Fred Savage makes friends with a horned blue-skinned monster from under his bed, played by Howie Mandel. Mandel takes Savage around his monster world playing monster baseball and ruining people’s lives and doing gross stuff. People who make entertainment for kids must think kids love anything repulsive. It’s like a children’s television executive saw a kid pick his nose once and said, “Eureka! Kids are disgusting and love disgusting things! All of em! To the exclusion of all other things! These urchins are barely more dignified than a mangy orphan dog riding the rails with his owner, Nick Jr. the Hobo.”

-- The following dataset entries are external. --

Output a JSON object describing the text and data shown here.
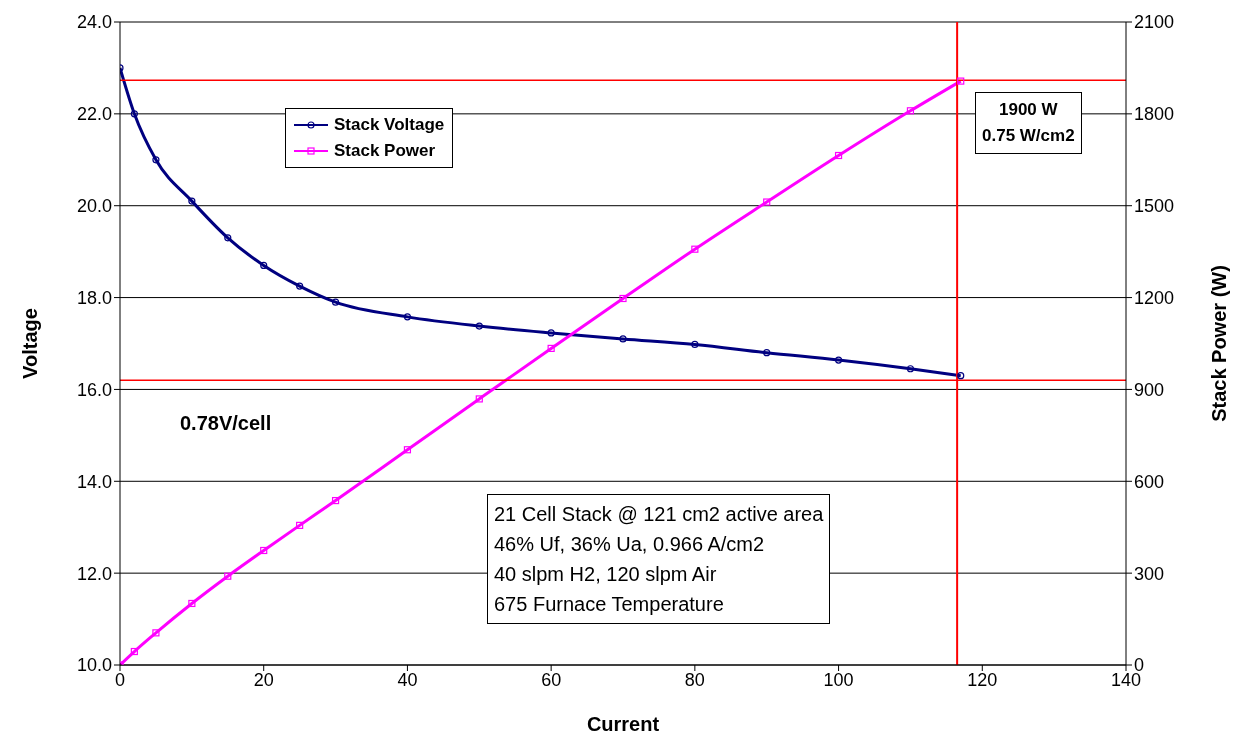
{
  "chart_data": {
    "type": "line",
    "xlabel": "Current",
    "ylabel": "Voltage",
    "y2label": "Stack Power (W)",
    "x": [
      0,
      2,
      5,
      10,
      15,
      20,
      25,
      30,
      40,
      50,
      60,
      70,
      80,
      90,
      100,
      110,
      117
    ],
    "series": [
      {
        "name": "Stack Voltage",
        "color": "#000080",
        "marker": "circle",
        "values": [
          23.0,
          22.0,
          21.0,
          20.1,
          19.3,
          18.7,
          18.25,
          17.9,
          17.58,
          17.38,
          17.23,
          17.1,
          16.98,
          16.8,
          16.64,
          16.45,
          16.3
        ]
      },
      {
        "name": "Stack Power",
        "color": "#ff00ff",
        "marker": "square",
        "axis": "y2",
        "values": [
          0,
          44,
          105,
          201,
          290,
          374,
          456,
          537,
          703,
          869,
          1034,
          1197,
          1358,
          1512,
          1664,
          1810,
          1907
        ]
      }
    ],
    "xlim": [
      0,
      140
    ],
    "xticks": [
      0,
      20,
      40,
      60,
      80,
      100,
      120,
      140
    ],
    "ylim": [
      10,
      24
    ],
    "yticks": [
      {
        "value": 10,
        "label": "10.0"
      },
      {
        "value": 12,
        "label": "12.0"
      },
      {
        "value": 14,
        "label": "14.0"
      },
      {
        "value": 16,
        "label": "16.0"
      },
      {
        "value": 18,
        "label": "18.0"
      },
      {
        "value": 20,
        "label": "20.0"
      },
      {
        "value": 22,
        "label": "22.0"
      },
      {
        "value": 24,
        "label": "24.0"
      }
    ],
    "y2lim": [
      0,
      2100
    ],
    "y2ticks": [
      0,
      300,
      600,
      900,
      1200,
      1500,
      1800,
      2100
    ],
    "ref_lines": [
      {
        "axis": "x",
        "value": 116.5,
        "color": "#ff0000"
      },
      {
        "axis": "y",
        "value": 16.2,
        "color": "#ff0000"
      },
      {
        "axis": "y2",
        "value": 1910,
        "color": "#ff0000"
      }
    ],
    "annotations": [
      "1900 W\n0.75 W/cm2",
      "0.78V/cell",
      "21 Cell Stack @ 121 cm2 active area\n46% Uf, 36% Ua, 0.966 A/cm2\n40 slpm H2, 120 slpm Air\n675 Furnace Temperature"
    ],
    "grid": "y",
    "legend": "top left",
    "line_style": "solid"
  }
}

The first time Fred Savage meets Howie Mandel’s monster (could have phrased that better), he watches him burn nearly to death in the sunlight like a vampire hunter watching his nemesis fry after years of hunting and battle. Damn, kid- you just met this monster, you don’t know if he’s good or bad. Check out Fred Savage’s dead-eyed implacable expression as he watches the monster beg for mercy. If that kid doesn’t grow up to be a Christian-Bale-in-AmericanPsycho style investment banker businessman, then he’s going to make some Geek Squad dudes real unhappy as a Best Buy manager.

Oh yeah, and the fat school bully drinks monster pee thinking it’s apple juice. Then Fred Savage wakes that kid up to take him to the underworld at the end of the movie to help fight monsters. When they get down there, he’s like, “oh by the way, if we don’t make it back to the surface by sunrise, we turn into monsters.” That’s right, school bully. A passing acquaintance at your school is not only involved in a battle against monsters in which his very humanity is at stake, but he’s willing to gamble with yours as well for the sake of having someone hold an extra flashlight. Fred Savage’s character in Little Monsters is one of the most ruthless and calculating figures in the history of gross kid cinema.

The final boss monster is dressed up like a British schoolboy except he’s a grown man with makeup on and his brain is sticking out of the back of his head and his hands are all corpse-like. I want to know this dude’s back-story. He shows up for five minutes then he gets (spoiler alert, I guess) murdered by Fred Savage and his friends. Savage is right. Ain’t they got a police force down in monster town? They need to hide their monster kids, hide their monster wife and hide their monster husband cause Fred Savage is killing every monster up in here.

Also, when Howie Mandel is helping Fred Savage escape at the end of the movie before the sun comes up he stands there and gives a twenty minute speech on friendship. Friendship can kiss my ass, he needs to get the hell out of monster town. There’s no time for hugs and gifts of jackets! I kind of get the impression Howie Mandel was stalling so he could keep Fred Savage talking until the monster police showed up to bring him to justice for his crimes.

I do appreciate that the final scene of the movie involved a wino asleep on the beach and a Talking Heads song, which is how every movie should end all the time. Except for movies that are already about winos, like Leaving Las Vegas. Or the Andy Capp movie, if they ever make one. And a Lockhorns movie. Wait, are they winos? I think they just hate each other. Well, they can be winos for the movie. Like the Bukowski-penned movie Barfly. Loretta Lockhorn saying, “if another man came along with a fifth of whiskey, I’d go with him” to Leroy Lockhorn. Damn, that’s grim.